My current (very slow progressing) project is to put together an app to record my movies watched and the reviews, then automatically post the watch on iCheckMovies and LettrBoxd, and also the reviews on the forum. Still in very early days getting the basics of the data display. Part of the problem is I have not planned the design out, so I am making things and dumping them. I am doing it in VB, but I might use that to create some objects that can be used via a web front end, instead of doing the front end in Windows forms. It is basically a bunch of ideas waiting for some order.

It seems a worthy project.

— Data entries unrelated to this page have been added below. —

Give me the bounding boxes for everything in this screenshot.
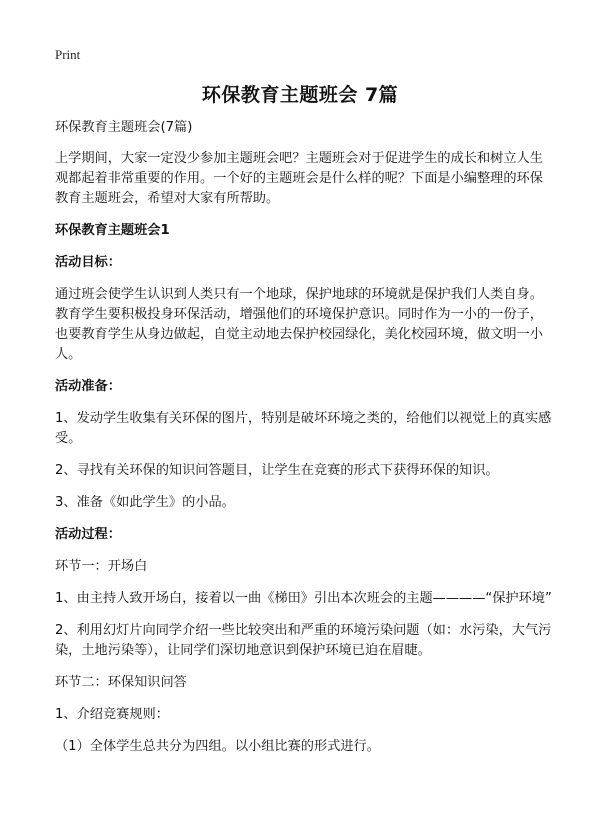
step1-item: 2、利用幻灯片向同学介绍一些比较突出和严重的环境污染问题（如：水污染，大气污染，土地污染等），让同学们深切地意识到保护环境已迫在眉睫。 xyxy=(55,623,552,658)
step2-title: 环节二：环保知识问答 xyxy=(55,675,187,690)
document-body xyxy=(55,118,555,769)
step1-item: 1、由主持人致开场白，接着以一曲《梯田》引出本次班会的主题————“保护环境” xyxy=(55,591,552,606)
prep-heading: 活动准备： xyxy=(55,379,121,394)
step2-item: （1）全体学生总共分为四组。以小组比赛的形式进行。 xyxy=(55,739,380,754)
intro-paragraph: 上学期间，大家一定没少参加主题班会吧？主题班会对于促进学生的成长和树立人生观都起着非常重要的作用。一个好的主题班会是什么样的呢？下面是小编整理的环保教育主题班会，希望对大家有所帮助。 xyxy=(55,151,543,206)
prep-item: 3、准备《如此学生》的小品。 xyxy=(55,495,235,510)
section-title: 环保教育主题班会1 xyxy=(55,223,170,238)
goal-heading: 活动目标： xyxy=(55,255,121,270)
document-subtitle: 环保教育主题班会(7篇) xyxy=(55,120,193,135)
prep-item: 1、发动学生收集有关环保的图片，特别是破坏环境之类的，给他们以视觉上的真实感受。 xyxy=(55,411,552,446)
prep-item: 2、寻找有关环保的知识问答题目，让学生在竞赛的形式下获得环保的知识。 xyxy=(55,463,499,478)
step1-title: 环节一：开场白 xyxy=(55,559,148,574)
page-title: 环保教育主题班会 7篇 xyxy=(201,84,399,106)
print-label: Print xyxy=(55,47,81,62)
process-heading: 活动过程： xyxy=(55,527,121,542)
step2-item: 1、介绍竞赛规则： xyxy=(55,707,169,722)
goal-paragraph: 通过班会使学生认识到人类只有一个地球，保护地球的环境就是保护我们人类自身。教育学生要积极投身环保活动，增强他们的环境保护意识。同时作为一小的一份子，也要教育学生从身边做起，自觉主动地去保护校园绿化，美化校园环境，做文明一小人。 xyxy=(55,287,543,362)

I like to have a record of my viewings and my thoughts, and tools like letterboxd and icheckmovies are great, but taking time to maintain them all is tiresome.

At times I've wondered if it would possible to integrate an invisible tagging system into the boards. Like if I had just watched Bad Boys (1983) and written a review of it, I wish I could tag the title so it referred specifically to the 1983 Bad Boys, and that tag would be searchable. Then someone specifically wanting to search for mentions of 1983's Bad Boys could search for it by it's unique tag, and wouldn't get a bunch of false positives with the Will Smith Bad Boys franchise. I think the best way would be to use imdb's unique identification numbers from their urls. So like:



[imdb=tt0085210][b]Bad Boys[/b][/imdb]

Blah blah blah. Sean Penn . Blah blah blah.



Then you could query "tt0085210" and get just what you're looking for. It probably doesn't make sense to start integrating something like that at this stage though. I can't think of a realistic way to retroactively apply it to existing content.

It's the strength of letterbox I guess that reviews are all attached to their films directly, but the consequence is that the community dynamic breaks down because people's attention and discussion is scattered. I like the "respond to" thread because it all happens in one place. It's just that it can be hard to find mentions of a specific film within it.